Peter O’Toole já tinha alguma fama no teatro inglês quando David Lean o escolheu para interpretar T.E. Lawrence em Lawrence da Arábia.

Estávamos no princípio dos anos 60, e apesar dessa pequena fama junto dos frequentadores dos teatros britânicos, O’Toole, que tinha 30 anos quando Lawrence se estreou em 1962, era um perfeito desconhecido para 99% dos espectadores que em todo o mundo vieram engrossar o box office do filme.

Lean, consta, nem o escolheu por causa do seu currículo teatral, mas por o ter visto num obscuro filme inglês de 1960, The Day they Robbed the Bank of England, assinado por John Guillermin, apenas o segundo trabalho cinematográfico do actor e o primeiro depois de, recorrendo à cirurgia estética, ter retocado o nariz (antes disso era, parece, um nariz demasiado comprido).
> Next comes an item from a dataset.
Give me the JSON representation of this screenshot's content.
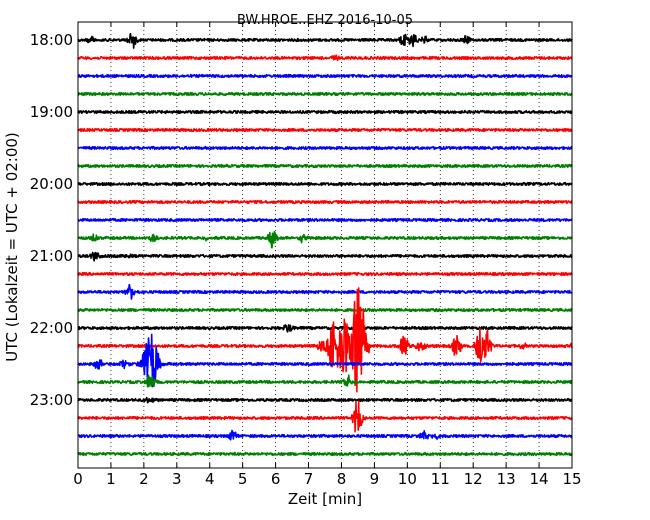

Lawrence teve um efeito mágico sobre O’Toole ou, vice-versa também fica bem, O’Toole operou um efeito mágico sobre Lawrence: instalado nas escalas que fogem ao espaço do palco teatral, quer dizer, entre o close-up dos olhos muitos azuis de O’Toole e a imensidão branca da areia do deserto, o filme foi um sucesso lendário, fez do actor uma estrela planetária e deu um rosto definitivo a T.E. Lawrence.

O’Toole não largou o teatro, mas ficou com o caminho aberto para uma carreira cinematográfica de primeiro grau. Que não veio a ser propriamente de primeiro grau – apesar de alguns grandes “duelos” e encontros (com Richard Burton, Katharine Hepburn, Audrey Hepburn, Peter Sellers, Woody Allen, Sophia Loren, Bertolucci…), O’Toole nunca fez mais nenhum filme tão memorável como Lawrence. Bem pelo contrário, examinar a sua filmografia é passar os olhos por uma descoroçoante lista de irrelevâncias e mediocridades, salva por uma meia dúzia de honrosas excepções.

É evidente que O’Toole não foi o mais criterioso indivíduo da História quando se tratava de escolher filmes e papéis, algo que ele admitia sem problemas: “Aceito qualquer papel que me seja proposto.” Porque se o ideal era “esperar pelo papel certo”, o mundo real exigia atitudes mais pragmáticas: “E se o papel certo nunca aparecer?”

Maneira de pensar e de agir que explicam, certamente, por que até encontramos O’Toole num dos mais infames (e, valha a verdade, mais bizarros) filmes de sempre, o Calígula hardcore que Tinto Brass dirigiu em 1979 com o dinheiro de Bob Guccione, o homem da Penthouse. É verdade que muito bem acompanhado, até por lá andava também Sir John Gielgud. Malcolm McDowell, que foi o Calígula ele próprio, publicou agora no Guardian, por ocasião da morte de O’Toole, uma memória do que foi estar com Peter O’Toole no set de Calígula que vale a pena ler. Até porque o deboche de um filme daqueles não era algo totalmente estranho à vida privada de O’Toole, mas a essa parte já lá iremos.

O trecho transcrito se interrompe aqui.